Publié le 08 octobre 2024
Le déclin des insectes soulève des enjeux environnementaux, économiques et sociétaux majeurs, menaçant la biodiversité, perturbant les chaînes alimentaires et impactant des secteurs essentiels comme l'agriculture et la santé. Pour évaluer les tendances de la biodiversité, les scientifiques s'appuient sur des bases de données de plus en plus nombreuses en écologie. Ces données alimentent des publications scientifiques qui influencent souvent l'opinion publique et les décideurs. Or la fiabilité des tendances estimées repose avant tout sur la qualité des données. Pourtant ces bases de données ne font pas l'objet d'une évaluation systématique et exhaustive.

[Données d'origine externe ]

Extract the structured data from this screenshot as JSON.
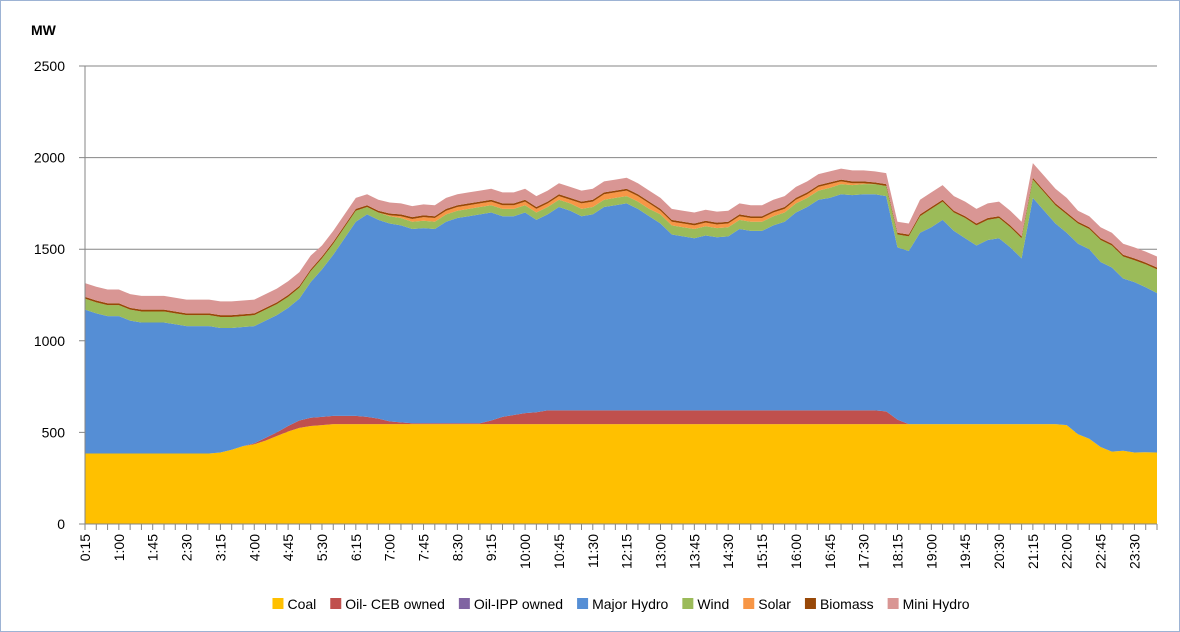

L'étude révèle que la base de données InsectChange comporte 553 problèmes répartis en 17 types et 4 grandes catégories : erreurs, incohérences, problèmes méthodologiques et déficits d'information.

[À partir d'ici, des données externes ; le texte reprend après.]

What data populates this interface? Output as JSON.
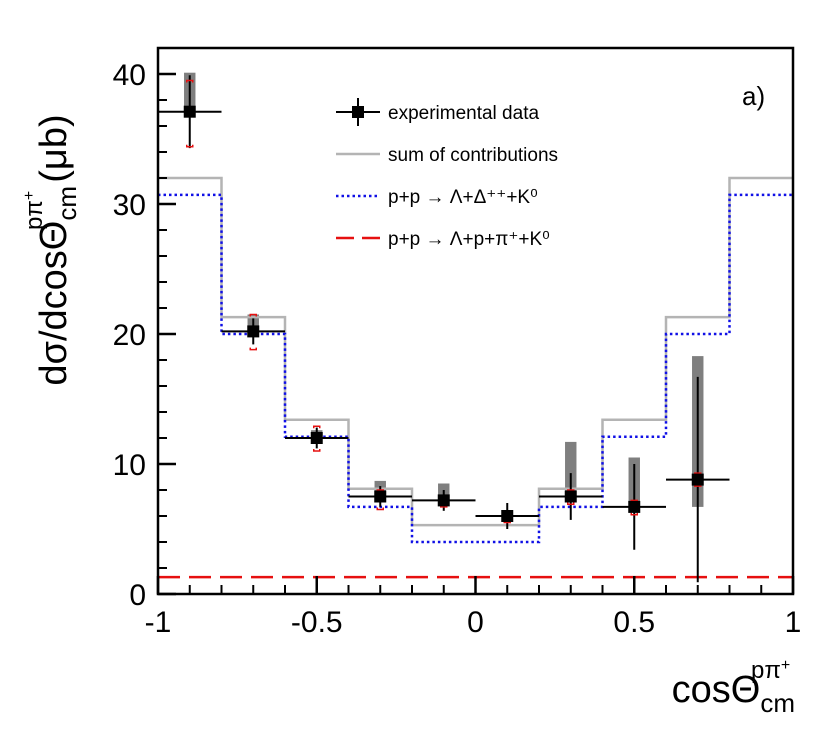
{
  "chart_data": {
    "type": "line",
    "xlabel": {
      "base": "cosΘ",
      "sup": "pπ",
      "sup2": "+",
      "sub": "cm"
    },
    "ylabel": {
      "base": "dσ/dcosΘ",
      "sup": "pπ",
      "sup2": "+",
      "sub": "cm",
      "unit": "(μb)"
    },
    "panel_label": "a)",
    "xlim": [
      -1,
      1
    ],
    "ylim": [
      0,
      42
    ],
    "x_ticks": [
      -1,
      -0.5,
      0,
      0.5,
      1
    ],
    "x_tick_labels": [
      "-1",
      "-0.5",
      "0",
      "0.5",
      "1"
    ],
    "y_ticks": [
      0,
      10,
      20,
      30,
      40
    ],
    "y_tick_labels": [
      "0",
      "10",
      "20",
      "30",
      "40"
    ],
    "bin_edges": [
      -1,
      -0.8,
      -0.6,
      -0.4,
      -0.2,
      0,
      0.2,
      0.4,
      0.6,
      0.8,
      1
    ],
    "series": [
      {
        "name": "experimental data",
        "kind": "points",
        "color": "#000000",
        "x": [
          -0.9,
          -0.7,
          -0.5,
          -0.3,
          -0.1,
          0.1,
          0.3,
          0.5,
          0.7
        ],
        "y": [
          37.1,
          20.2,
          12.0,
          7.5,
          7.2,
          6.0,
          7.5,
          6.7,
          8.8
        ],
        "stat_err_low": [
          37.1,
          20.2,
          12.0,
          7.5,
          7.2,
          6.0,
          7.5,
          6.7,
          8.8
        ],
        "stat_err": [
          2.8,
          1.0,
          0.8,
          0.8,
          0.8,
          1.0,
          1.8,
          3.3,
          7.9
        ],
        "sys_low": [
          36.7,
          20.0,
          11.8,
          7.2,
          6.9,
          5.7,
          7.2,
          6.4,
          6.7
        ],
        "sys_high": [
          40.1,
          21.5,
          12.6,
          8.7,
          8.5,
          6.3,
          11.7,
          10.5,
          18.3
        ],
        "model_err_low": [
          34.4,
          18.8,
          11.0,
          6.5,
          6.7,
          5.5,
          6.9,
          6.1,
          8.3
        ],
        "model_err_high": [
          39.5,
          21.5,
          12.9,
          8.0,
          7.5,
          6.2,
          8.0,
          7.2,
          9.3
        ]
      },
      {
        "name": "sum of contributions",
        "kind": "histogram",
        "color": "#b4b4b4",
        "values": [
          32.0,
          21.3,
          13.4,
          8.1,
          5.3,
          5.3,
          8.1,
          13.4,
          21.3,
          32.0
        ]
      },
      {
        "name": "p+p → Λ+Δ⁺⁺+K⁰",
        "kind": "histogram",
        "color": "#1010e6",
        "values": [
          30.7,
          20.0,
          12.1,
          6.7,
          4.0,
          4.0,
          6.7,
          12.1,
          20.0,
          30.7
        ]
      },
      {
        "name": "p+p → Λ+p+π⁺+K⁰",
        "kind": "histogram",
        "color": "#e61010",
        "values": [
          1.3,
          1.3,
          1.3,
          1.3,
          1.3,
          1.3,
          1.3,
          1.3,
          1.3,
          1.3
        ]
      }
    ],
    "legend": {
      "placement": "top-center",
      "entries": [
        {
          "label": "experimental data",
          "style": "marker"
        },
        {
          "label": "sum of contributions",
          "style": "solid"
        },
        {
          "label": "p+p → Λ+Δ⁺⁺+K⁰",
          "style": "dotted"
        },
        {
          "label": "p+p → Λ+p+π⁺+K⁰",
          "style": "dashed"
        }
      ]
    },
    "grid": false
  }
}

Publiée en 2021 dans la revue Ecology, la base de données InsectChange a été créée comme référence pour évaluer les tendances temporelles des populations d'insectes à travers le monde. Elle a notamment servi à la méta-analyse de van Klink et al., parue en 2020 dans Science, qui a relancé le débat sur la réalité et l'ampleur du déclin des insectes. Selon cette étude, le déclin des insectes serait moins important qu'on ne le pensait, les zones de culture agricole n'en seraient pas une des causes, et les populations d'insectes d'eau douce auraient même tendance à augmenter. Malgré de nombreuses critiques de la part de la communauté scientifique internationale, seul un erratum mineur a été publié, laissant inchangés les résultats de la méta-analyse, et véhiculant au grand public un message rassurant sur le devenir des insectes.

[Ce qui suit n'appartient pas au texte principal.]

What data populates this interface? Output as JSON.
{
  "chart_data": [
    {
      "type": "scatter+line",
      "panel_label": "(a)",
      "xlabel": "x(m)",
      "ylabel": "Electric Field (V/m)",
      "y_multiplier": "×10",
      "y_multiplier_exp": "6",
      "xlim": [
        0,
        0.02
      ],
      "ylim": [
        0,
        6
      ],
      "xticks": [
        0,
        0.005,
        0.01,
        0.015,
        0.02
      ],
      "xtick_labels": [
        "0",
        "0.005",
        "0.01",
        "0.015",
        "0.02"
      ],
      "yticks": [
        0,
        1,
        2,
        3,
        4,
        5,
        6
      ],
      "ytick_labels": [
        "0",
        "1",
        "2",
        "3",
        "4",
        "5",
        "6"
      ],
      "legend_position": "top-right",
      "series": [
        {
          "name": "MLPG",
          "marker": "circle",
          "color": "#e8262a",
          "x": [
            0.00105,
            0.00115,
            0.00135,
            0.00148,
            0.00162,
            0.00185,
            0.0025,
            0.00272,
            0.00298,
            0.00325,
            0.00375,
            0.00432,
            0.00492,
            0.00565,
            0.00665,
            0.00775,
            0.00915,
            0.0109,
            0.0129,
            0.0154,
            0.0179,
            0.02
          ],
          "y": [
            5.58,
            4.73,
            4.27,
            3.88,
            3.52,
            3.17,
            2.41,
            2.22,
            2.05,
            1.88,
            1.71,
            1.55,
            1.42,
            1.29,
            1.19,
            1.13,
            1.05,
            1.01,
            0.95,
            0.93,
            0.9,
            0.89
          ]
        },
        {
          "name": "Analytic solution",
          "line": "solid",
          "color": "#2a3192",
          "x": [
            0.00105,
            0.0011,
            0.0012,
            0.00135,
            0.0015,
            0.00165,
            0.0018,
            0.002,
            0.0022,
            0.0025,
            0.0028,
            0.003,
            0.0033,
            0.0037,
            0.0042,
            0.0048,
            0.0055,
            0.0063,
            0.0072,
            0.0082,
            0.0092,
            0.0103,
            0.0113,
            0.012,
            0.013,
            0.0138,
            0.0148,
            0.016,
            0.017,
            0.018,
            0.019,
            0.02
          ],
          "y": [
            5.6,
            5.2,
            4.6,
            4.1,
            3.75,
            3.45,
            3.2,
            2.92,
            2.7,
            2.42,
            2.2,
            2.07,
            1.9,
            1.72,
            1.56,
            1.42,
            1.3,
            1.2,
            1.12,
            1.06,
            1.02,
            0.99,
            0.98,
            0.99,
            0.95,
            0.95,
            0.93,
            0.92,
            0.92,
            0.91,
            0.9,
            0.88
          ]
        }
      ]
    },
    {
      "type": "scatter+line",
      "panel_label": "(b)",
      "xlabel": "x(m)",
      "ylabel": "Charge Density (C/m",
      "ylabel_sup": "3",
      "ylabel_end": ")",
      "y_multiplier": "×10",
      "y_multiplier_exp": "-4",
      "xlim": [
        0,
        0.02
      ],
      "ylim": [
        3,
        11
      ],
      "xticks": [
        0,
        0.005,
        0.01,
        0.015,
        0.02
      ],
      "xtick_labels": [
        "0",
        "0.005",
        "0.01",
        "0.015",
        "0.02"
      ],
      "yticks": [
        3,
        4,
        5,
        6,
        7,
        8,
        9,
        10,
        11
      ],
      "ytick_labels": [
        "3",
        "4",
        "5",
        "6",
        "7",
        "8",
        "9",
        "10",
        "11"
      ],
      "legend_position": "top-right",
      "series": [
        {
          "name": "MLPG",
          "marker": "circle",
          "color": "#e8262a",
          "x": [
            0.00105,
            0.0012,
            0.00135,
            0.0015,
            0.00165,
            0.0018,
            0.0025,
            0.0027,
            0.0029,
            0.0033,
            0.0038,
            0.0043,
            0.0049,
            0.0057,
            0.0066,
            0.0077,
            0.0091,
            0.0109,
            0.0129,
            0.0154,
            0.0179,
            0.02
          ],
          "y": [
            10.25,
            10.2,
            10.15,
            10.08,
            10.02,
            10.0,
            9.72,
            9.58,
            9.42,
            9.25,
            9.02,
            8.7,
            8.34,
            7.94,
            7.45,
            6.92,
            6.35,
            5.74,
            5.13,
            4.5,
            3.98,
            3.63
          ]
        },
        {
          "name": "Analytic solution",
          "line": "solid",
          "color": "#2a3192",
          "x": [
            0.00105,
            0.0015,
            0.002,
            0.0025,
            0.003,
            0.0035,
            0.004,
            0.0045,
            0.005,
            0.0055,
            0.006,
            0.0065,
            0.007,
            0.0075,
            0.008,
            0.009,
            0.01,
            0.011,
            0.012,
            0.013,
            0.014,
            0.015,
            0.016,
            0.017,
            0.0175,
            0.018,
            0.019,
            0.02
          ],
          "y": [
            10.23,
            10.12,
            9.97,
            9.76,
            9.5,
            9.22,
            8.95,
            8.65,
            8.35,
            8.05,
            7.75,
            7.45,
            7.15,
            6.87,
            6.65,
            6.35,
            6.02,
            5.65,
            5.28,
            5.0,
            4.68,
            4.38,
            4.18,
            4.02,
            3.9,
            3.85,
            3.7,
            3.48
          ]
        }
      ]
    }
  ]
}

Une nouvelle étude parue dans Peer Community Journal a identifié plus de 500 problèmes dans la base de données InsectChange. Après une analyse minutieuse des 165 études qui y sont incluses, deux chercheuses du CNRS et d'INRAE démontrent qu'en l'état, cette base de données ne permet ni d'estimer les tendances des populations d'insectes, ni d'analyser les facteurs anthropogéniques qui les influencent. Les problèmes identifiés sont très variés et proviennent parfois d'autres bases de données utilisées dans les publications ayant alimenté la méta-analyse. S'ils relèvent parfois de la simple erreur de calcul facilement corrigible, ils sont le plus souvent d'ordre méthodologique nécessitant alors une restructuration complète de la base de données. Ces problèmes incluent notamment des biais d'échantillonnage, des unités de mesure non standardisées, des données issues d'expérimentations, des coordonnées géographiques inadéquates pour mesurer l'influence de l'agriculture ou de l'urbanisation grâce aux données satellites de couverture des terres.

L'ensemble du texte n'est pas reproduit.